Населяли Нью-Йорк алчные иностранцы, суматошливые, задерганные и по
слабости характера абсолютно неспособные вставать в шесть утра, обливаться
холодной водой и преспокойно влачить дни свои в изнурительной скуке.
Миссис Кэбот я знал, когда ей было лет за сорок: коротконогая, с багровым
лицом пьянчужки, хоть и слыла ярой поборницей трезвенности. Седая как снег
голова. Формы, равно пышные как спереди, так и сзади, и спина с памятной
мне впадиной, то ли от жестоких тисков корсета, то ли от начинающегося
лордоза. Почему мистер Кэбот женился на этой чудачке из далекого
Коннектикута, никто толком не знал, да и, в конце концов, кому какое дело,
хоть, впрочем, это ей принадлежали почти все доходные дома на восточном
берегу реки, где селились рабочие с фабрички, изготовляющей столовое
серебро. Дома приносили доход, и все же это еще не значит, будто Эймос
Кэбот женился только по расчету. Плату с жильцов она взимала самолично.

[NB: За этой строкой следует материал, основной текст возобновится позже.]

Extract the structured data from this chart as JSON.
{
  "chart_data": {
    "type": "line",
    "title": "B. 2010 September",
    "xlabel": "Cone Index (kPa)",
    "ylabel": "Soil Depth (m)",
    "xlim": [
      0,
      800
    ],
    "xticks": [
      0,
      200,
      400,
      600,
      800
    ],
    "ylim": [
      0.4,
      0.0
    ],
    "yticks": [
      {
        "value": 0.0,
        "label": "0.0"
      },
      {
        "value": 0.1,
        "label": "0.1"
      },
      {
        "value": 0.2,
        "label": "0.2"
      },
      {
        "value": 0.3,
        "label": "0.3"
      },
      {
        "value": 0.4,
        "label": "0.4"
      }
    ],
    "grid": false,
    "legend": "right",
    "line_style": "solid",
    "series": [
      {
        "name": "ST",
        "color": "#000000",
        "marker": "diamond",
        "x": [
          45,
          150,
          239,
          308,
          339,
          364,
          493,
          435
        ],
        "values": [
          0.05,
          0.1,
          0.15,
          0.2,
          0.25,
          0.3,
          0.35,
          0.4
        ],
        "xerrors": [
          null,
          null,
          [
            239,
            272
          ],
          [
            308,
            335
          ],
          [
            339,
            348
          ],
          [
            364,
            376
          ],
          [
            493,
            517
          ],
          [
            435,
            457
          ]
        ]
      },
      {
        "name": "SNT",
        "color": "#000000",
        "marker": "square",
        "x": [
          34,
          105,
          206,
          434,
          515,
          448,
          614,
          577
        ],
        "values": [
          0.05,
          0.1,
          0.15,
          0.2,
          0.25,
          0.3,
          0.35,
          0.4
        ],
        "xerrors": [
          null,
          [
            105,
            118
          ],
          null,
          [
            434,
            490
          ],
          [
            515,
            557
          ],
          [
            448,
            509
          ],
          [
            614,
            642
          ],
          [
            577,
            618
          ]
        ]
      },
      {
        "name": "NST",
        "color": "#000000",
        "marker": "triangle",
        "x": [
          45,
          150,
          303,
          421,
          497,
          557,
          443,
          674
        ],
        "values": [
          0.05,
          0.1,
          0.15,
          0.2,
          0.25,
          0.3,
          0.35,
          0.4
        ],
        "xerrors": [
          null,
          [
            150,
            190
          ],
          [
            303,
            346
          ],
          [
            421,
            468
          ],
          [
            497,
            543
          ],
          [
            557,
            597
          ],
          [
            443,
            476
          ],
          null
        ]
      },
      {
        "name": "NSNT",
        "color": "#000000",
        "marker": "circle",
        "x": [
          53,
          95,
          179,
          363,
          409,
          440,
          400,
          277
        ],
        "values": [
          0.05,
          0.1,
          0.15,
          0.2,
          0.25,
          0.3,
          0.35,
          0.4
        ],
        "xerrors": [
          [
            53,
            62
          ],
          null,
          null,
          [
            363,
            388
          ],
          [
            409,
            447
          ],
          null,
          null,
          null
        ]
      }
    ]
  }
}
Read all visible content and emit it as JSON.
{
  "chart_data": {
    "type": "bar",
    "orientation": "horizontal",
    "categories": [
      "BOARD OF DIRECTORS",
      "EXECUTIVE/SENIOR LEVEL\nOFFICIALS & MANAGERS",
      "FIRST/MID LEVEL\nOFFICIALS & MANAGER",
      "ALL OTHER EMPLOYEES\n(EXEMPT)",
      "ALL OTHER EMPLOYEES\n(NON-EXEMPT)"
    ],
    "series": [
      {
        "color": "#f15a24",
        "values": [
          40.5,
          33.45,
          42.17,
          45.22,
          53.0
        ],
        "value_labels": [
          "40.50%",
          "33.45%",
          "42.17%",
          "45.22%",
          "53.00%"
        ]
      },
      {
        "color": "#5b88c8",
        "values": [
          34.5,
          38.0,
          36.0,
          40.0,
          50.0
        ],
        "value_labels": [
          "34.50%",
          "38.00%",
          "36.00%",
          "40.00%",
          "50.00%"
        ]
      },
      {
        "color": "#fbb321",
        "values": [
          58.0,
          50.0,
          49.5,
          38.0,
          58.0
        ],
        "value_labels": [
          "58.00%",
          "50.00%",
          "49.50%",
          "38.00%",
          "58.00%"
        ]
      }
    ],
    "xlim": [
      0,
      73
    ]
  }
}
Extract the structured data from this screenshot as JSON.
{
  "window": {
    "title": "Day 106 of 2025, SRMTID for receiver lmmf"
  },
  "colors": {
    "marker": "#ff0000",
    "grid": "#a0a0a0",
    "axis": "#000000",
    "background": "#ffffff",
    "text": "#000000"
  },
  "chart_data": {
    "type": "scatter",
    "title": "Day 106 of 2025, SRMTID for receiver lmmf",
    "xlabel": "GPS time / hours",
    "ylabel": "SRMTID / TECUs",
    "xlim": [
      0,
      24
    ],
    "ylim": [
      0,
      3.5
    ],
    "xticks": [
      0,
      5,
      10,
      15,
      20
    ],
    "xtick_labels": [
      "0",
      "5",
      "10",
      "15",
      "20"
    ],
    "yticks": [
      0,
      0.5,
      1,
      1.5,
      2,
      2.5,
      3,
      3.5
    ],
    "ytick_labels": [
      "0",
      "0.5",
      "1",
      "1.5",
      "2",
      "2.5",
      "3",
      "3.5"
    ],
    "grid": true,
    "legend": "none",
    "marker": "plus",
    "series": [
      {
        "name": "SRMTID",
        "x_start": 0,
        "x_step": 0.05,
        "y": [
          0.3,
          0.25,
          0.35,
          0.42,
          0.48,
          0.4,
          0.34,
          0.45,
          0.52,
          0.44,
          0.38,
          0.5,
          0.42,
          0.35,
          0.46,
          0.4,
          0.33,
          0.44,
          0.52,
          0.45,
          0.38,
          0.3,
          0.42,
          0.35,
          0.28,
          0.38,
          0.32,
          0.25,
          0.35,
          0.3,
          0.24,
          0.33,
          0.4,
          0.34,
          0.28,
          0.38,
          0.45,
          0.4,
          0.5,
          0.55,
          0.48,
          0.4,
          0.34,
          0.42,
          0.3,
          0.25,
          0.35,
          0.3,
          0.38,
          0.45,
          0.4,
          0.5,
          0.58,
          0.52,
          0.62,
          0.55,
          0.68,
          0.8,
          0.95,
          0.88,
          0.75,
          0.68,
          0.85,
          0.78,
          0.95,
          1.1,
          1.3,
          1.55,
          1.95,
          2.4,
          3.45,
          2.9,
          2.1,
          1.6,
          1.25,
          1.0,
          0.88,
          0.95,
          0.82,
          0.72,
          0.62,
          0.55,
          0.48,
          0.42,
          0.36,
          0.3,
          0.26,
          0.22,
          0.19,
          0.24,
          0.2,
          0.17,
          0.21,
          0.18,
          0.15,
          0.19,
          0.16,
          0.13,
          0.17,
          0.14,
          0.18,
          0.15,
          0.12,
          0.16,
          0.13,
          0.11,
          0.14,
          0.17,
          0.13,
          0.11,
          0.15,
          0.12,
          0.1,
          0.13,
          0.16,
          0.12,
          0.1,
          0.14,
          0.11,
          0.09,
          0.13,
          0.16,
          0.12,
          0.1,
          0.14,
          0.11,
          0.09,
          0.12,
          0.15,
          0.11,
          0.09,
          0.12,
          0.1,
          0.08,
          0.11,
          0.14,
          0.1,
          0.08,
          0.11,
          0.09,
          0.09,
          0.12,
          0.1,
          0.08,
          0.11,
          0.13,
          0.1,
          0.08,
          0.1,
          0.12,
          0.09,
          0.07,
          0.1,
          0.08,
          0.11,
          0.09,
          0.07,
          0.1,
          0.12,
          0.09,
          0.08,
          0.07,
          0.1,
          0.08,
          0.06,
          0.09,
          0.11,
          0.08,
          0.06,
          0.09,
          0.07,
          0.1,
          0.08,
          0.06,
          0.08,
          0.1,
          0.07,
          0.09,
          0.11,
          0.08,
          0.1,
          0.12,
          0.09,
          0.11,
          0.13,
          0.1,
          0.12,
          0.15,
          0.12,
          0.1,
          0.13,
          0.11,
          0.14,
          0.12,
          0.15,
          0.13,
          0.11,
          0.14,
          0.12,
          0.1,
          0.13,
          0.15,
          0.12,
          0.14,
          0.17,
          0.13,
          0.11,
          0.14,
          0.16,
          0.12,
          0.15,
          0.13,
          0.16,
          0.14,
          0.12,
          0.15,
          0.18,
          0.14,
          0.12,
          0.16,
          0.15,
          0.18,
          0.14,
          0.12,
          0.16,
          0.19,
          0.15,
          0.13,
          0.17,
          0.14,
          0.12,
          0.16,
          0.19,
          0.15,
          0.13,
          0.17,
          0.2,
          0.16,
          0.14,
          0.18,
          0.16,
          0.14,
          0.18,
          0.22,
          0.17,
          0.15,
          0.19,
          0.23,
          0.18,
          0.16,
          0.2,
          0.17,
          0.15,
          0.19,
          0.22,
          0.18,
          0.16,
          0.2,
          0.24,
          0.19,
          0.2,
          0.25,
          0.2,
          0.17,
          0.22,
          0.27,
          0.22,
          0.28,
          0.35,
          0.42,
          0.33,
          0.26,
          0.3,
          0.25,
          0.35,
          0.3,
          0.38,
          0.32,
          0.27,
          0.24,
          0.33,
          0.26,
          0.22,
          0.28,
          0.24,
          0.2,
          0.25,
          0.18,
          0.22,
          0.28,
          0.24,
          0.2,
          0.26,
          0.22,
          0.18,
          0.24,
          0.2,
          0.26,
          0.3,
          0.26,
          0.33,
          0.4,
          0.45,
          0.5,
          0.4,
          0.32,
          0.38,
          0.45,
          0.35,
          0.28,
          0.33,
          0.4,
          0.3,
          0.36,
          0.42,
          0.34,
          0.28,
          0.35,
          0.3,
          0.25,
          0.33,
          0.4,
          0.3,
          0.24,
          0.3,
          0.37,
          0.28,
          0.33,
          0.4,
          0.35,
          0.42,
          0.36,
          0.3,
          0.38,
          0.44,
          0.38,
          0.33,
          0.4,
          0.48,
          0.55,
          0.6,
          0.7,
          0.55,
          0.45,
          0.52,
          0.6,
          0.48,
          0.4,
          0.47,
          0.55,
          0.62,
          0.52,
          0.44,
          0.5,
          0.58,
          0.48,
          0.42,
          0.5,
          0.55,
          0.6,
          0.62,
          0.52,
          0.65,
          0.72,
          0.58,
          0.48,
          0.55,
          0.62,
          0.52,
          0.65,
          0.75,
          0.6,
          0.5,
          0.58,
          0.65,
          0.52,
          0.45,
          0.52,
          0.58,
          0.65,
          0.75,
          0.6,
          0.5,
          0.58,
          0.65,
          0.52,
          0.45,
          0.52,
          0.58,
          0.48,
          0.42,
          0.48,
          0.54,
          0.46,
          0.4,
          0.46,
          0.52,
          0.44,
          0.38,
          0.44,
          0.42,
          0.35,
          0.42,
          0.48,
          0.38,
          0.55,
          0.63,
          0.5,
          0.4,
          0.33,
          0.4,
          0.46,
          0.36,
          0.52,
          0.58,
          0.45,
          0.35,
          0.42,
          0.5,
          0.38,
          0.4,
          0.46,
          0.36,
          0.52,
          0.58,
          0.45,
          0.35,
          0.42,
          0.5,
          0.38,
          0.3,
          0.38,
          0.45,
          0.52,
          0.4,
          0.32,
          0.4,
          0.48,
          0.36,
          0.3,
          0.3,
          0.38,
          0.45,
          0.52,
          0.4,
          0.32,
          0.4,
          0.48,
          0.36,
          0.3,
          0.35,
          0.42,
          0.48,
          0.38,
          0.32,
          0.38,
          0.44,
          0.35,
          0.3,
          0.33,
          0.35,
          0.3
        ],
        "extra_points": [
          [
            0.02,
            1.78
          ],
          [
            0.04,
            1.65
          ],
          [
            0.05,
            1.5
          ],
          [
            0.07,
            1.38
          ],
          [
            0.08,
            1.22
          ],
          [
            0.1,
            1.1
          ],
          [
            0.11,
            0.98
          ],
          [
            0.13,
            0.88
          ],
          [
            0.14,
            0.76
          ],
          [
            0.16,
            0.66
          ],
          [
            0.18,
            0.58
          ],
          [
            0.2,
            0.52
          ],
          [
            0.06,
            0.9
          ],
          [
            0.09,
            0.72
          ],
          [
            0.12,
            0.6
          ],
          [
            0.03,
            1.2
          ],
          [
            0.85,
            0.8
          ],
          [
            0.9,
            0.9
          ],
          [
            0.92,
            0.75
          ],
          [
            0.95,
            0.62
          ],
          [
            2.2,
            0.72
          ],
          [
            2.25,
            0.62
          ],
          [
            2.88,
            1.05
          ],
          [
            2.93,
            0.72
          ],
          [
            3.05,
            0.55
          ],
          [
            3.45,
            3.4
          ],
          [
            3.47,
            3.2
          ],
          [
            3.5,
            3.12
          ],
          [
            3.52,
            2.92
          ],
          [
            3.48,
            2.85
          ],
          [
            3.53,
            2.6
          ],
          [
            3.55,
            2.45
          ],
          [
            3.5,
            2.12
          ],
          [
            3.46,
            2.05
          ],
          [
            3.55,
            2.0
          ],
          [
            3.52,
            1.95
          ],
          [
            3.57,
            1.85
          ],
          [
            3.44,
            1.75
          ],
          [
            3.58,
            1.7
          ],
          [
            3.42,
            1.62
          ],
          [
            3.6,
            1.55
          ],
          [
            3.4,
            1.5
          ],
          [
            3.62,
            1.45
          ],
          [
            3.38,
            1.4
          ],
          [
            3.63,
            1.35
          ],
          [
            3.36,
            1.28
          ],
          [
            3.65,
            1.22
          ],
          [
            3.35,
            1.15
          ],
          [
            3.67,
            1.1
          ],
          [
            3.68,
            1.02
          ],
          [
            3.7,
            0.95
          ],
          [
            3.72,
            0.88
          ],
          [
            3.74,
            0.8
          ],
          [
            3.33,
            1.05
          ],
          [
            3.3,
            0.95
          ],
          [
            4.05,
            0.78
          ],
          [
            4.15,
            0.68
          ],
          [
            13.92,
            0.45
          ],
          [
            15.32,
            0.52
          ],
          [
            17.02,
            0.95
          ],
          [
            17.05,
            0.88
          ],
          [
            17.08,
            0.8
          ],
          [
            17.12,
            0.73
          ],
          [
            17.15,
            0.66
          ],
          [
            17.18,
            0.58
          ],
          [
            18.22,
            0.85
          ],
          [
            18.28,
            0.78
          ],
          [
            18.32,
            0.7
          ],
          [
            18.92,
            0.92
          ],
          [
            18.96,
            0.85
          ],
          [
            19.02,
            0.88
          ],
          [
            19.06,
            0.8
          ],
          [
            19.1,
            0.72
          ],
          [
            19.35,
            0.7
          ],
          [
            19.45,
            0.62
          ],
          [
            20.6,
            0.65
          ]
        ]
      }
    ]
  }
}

Полагаю, что она и хозяйство вела сама, одевалась скромно, зато носила на
правой руке семь колец с крупными бриллиантами. Вероятно, вычитала
где-нибудь, что бриллианты - надежное помещение капитала, и блеск камней
на ее руке таил в себе не больше очарования, чем шелест банковской книжки.
Бриллианты круглые, квадратные, продолговатые, бриллианты, какие принято
вставлять в лапки... По четвергам она с утра промывала свои бриллианты в
растворе, которым пользуются ювелиры, и развешивала сушиться на бельевой
веревке. Почему - она не объясняла, по при том размахе, какой имели в
городишке чудачества, никто не видел в ее поведении ничего особенного.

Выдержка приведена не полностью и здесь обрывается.